Summary of Valuation Changes for XPO

  • The Consensus Analyst Price Target remained effectively unchanged, moving only marginally from $138.38 to $139.38.
  • The Future P/E for XPO remained effectively unchanged, moving only marginally from 32.35x to 32.58x.
  • The Consensus Revenue Growth forecasts for XPO remained effectively unchanged, at 4.7% per annum.

Disclaimer

AnalystConsensusTarget is a tool utilizing a Large Language Model (LLM) that ingests data on consensus price targets, forecasted revenue and earnings figures, as well as the transcripts of earnings calls to produce qualitative analysis. The narratives produced by AnalystConsensusTarget are general in nature and are based solely on analyst data and publicly-available material published by the respective companies.
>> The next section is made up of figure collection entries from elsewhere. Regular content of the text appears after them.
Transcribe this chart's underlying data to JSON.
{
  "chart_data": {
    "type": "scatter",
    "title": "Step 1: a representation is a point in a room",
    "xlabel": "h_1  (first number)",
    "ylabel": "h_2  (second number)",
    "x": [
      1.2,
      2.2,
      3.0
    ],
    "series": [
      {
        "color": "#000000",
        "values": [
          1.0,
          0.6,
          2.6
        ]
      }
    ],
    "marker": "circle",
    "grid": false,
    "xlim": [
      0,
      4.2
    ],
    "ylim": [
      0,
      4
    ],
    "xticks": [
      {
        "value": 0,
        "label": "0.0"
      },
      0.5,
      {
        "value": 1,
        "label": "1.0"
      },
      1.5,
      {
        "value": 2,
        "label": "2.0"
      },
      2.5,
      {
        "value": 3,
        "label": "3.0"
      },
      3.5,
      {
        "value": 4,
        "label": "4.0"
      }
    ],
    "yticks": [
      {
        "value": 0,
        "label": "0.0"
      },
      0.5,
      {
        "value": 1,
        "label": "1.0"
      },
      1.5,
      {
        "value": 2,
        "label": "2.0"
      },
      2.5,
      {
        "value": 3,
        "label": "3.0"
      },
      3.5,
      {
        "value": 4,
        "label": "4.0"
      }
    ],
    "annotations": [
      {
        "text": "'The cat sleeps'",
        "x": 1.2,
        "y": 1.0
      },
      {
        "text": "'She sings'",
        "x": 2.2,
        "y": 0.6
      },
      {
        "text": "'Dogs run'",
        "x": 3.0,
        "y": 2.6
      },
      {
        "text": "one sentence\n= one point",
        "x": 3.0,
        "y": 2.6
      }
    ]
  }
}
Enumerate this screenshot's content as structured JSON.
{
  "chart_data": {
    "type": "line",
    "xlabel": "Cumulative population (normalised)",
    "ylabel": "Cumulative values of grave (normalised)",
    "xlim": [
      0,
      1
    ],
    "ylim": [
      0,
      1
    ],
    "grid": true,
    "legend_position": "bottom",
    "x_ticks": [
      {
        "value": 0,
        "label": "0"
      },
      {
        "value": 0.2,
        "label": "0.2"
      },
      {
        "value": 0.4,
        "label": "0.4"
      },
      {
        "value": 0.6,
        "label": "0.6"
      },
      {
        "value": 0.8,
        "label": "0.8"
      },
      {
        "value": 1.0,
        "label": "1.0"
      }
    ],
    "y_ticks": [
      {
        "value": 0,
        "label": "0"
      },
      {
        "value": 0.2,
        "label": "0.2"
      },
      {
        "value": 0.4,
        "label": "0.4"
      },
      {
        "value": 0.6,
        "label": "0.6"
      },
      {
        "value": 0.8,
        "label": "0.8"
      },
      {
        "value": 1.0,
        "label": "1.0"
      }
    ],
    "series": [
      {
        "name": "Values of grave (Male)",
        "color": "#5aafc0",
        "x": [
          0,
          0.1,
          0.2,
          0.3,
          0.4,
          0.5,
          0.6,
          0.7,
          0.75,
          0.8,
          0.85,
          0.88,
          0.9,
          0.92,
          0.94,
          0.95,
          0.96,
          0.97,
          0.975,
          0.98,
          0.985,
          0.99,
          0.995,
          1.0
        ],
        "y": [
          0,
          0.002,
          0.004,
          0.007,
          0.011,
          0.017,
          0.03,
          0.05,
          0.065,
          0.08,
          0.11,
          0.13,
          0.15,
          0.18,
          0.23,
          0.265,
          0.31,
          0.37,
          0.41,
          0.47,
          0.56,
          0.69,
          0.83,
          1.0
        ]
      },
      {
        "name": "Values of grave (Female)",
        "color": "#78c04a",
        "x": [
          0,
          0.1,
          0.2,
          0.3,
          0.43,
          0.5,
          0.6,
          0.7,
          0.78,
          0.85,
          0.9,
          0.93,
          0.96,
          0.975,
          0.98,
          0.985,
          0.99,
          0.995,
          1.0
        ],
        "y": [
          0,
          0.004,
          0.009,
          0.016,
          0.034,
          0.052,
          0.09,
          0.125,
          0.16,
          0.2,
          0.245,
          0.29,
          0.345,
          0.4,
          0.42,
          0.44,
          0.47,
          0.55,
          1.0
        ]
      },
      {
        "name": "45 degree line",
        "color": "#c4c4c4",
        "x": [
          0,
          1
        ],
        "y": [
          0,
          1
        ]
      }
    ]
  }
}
These scenarios are not indicative of the company's future performance and are exploratory in nature. Simply Wall St has no position in the company(s) mentioned. Simply Wall St may provide the securities issuer or related entities with website advertising services for a fee, on an arm's length basis. These relationships have no impact on the way we conduct our business, the content we host, or how our content is served to users. The price targets and estimates used are consensus data, and do not constitute a recommendation to buy or sell any stock, and they do not take account of your objectives, or your financial situation. Note that AnalystConsensusTarget's analysis may not factor in the latest price-sensitive company announcements or qualitative material.